Letters to the Editor

Inequality in Miami-Dade

We hear the word “inequality” so often, but what’s the big deal? Can there be a better example than the information provided by the April 7 story In Miami, a few miles means a 15-year gap in length of life?

A child raised in Key Biscayne has a life expectancy of 87 years, while a child from Overtown has a life expectancy of 71 years.

Miami-Dade County isn’t the only geographic area in the United States to show such dramatic findings.

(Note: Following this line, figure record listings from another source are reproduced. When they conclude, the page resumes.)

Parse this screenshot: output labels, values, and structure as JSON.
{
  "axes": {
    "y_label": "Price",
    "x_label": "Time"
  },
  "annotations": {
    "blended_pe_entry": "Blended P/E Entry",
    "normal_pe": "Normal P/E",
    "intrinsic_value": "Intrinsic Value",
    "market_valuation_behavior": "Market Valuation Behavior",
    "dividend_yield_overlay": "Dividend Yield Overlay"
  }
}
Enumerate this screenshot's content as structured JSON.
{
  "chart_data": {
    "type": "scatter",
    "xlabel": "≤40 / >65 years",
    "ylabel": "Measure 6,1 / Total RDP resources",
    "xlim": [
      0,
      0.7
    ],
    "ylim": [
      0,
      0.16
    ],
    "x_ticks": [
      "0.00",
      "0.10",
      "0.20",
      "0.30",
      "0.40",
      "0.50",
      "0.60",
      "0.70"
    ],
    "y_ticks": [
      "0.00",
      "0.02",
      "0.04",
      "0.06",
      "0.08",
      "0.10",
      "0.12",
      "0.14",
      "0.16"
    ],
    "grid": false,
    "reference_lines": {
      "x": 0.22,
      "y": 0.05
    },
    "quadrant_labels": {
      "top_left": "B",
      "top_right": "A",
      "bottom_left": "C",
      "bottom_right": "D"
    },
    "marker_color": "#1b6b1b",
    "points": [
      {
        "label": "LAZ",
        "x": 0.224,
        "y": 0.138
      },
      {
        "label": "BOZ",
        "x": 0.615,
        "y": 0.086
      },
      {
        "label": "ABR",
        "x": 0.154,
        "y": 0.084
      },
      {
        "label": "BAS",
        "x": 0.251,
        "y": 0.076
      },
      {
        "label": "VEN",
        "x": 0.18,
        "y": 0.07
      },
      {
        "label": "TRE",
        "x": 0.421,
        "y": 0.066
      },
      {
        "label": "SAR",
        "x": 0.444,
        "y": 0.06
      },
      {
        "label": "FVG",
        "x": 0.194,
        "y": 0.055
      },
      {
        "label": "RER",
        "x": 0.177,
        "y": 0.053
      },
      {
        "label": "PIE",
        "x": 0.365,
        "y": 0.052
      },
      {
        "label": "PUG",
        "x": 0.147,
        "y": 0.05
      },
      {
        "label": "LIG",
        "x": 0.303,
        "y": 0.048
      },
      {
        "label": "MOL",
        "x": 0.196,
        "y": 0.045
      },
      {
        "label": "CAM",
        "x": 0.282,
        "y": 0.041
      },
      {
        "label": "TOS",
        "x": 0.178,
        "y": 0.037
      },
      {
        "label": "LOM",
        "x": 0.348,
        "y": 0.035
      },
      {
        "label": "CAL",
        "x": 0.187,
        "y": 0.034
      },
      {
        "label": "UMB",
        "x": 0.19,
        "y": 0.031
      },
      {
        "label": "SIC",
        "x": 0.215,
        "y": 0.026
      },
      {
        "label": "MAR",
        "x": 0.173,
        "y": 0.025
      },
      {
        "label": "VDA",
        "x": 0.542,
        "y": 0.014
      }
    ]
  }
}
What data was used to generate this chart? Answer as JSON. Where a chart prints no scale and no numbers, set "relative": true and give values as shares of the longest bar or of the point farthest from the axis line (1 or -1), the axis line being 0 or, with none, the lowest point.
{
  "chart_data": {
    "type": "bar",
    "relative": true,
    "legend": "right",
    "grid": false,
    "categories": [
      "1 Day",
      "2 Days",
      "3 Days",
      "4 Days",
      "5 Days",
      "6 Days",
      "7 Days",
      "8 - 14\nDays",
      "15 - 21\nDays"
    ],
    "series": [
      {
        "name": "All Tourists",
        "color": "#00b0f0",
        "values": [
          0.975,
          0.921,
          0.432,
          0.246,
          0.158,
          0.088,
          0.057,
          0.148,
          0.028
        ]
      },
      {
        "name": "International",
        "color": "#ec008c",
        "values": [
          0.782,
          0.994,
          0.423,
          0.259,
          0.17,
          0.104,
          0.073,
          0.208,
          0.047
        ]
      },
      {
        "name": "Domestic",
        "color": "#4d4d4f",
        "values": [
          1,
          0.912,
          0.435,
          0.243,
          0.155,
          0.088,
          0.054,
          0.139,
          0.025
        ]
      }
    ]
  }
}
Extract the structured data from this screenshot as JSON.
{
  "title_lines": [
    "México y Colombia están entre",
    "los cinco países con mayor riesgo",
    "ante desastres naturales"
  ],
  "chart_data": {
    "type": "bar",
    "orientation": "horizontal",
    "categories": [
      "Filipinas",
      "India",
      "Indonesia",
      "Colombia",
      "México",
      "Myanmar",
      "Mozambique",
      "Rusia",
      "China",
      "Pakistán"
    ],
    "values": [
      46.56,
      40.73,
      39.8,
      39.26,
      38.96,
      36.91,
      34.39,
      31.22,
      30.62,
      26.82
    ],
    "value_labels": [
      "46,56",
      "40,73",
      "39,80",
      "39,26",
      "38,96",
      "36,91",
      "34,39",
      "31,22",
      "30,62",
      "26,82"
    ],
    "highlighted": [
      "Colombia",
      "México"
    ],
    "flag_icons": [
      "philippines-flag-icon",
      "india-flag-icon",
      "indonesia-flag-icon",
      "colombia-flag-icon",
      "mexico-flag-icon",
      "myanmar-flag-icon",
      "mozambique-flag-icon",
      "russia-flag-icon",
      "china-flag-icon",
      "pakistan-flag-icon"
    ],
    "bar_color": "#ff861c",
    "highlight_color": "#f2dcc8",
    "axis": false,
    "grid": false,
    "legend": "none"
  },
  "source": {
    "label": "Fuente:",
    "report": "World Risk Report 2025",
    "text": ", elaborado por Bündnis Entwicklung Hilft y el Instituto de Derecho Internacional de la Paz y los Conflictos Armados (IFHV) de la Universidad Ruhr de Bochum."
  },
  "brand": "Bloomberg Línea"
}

What’s more, these children are more likely to have chronic illnesses, less likely to access good nutrition, medical care, quality childcare or even good-quality public schools.

The effect of these deficits often leads to decreased educational outcomes, so that employment opportunities are reduced. Stress is increasingly being recognized as affecting physical health, mental health and intellectual abilities, and stress levels in the neighborhoods showing these findings are usually higher than normal.

Shall we continue what we’re doing or begin the process of change? It’s largely up to our political leaders, but we have the voice and the vote.

Wil Blechman, MD, Miami

Cruz and Manhattan

With his New York values comments, Ted Cruz is between 30 Rock and a hard place.

Barry Levy,

Miami

Yelling at Scott

Re Fred Grimm’s April 7 column, The insult to Scott that sent video viral: I thought it was brave of Cara Jenkins to confront and call out Scott on these issues given he was surrounded by six staff members.

Scott refused to accept Obamacare’s Medicaid expansion, so now a million low-income Floridians are uninsured.

His defunding of Planned Parenthood especially hurts low-income women. He deserves to be berated as the worst governor in modern history — so kudos to Jenkins for her harangue.

However, she didn’t have time to mention that early in his term the “jobs governor” turned down $2.4 billion of federal dollars to establish high-speed rail in Florida, which would have created thousands of well-paying jobs, not to mention it would have lowered auto traffic and thus improved air quality.

Many people forget that he promised to create 700,000 jobs above the 1 million jobs that the economy would normally generate, so to date he is 700,000 jobs short. Scott’s staff instructed the Department of Environmental Protection and his administration not to use the words “global warming” and “climate change”— all while the streets of Miami Beach regularly flood and billions in Florida real estate is in jeopardy.

So yes, indeed: Shame on Gov. Scott!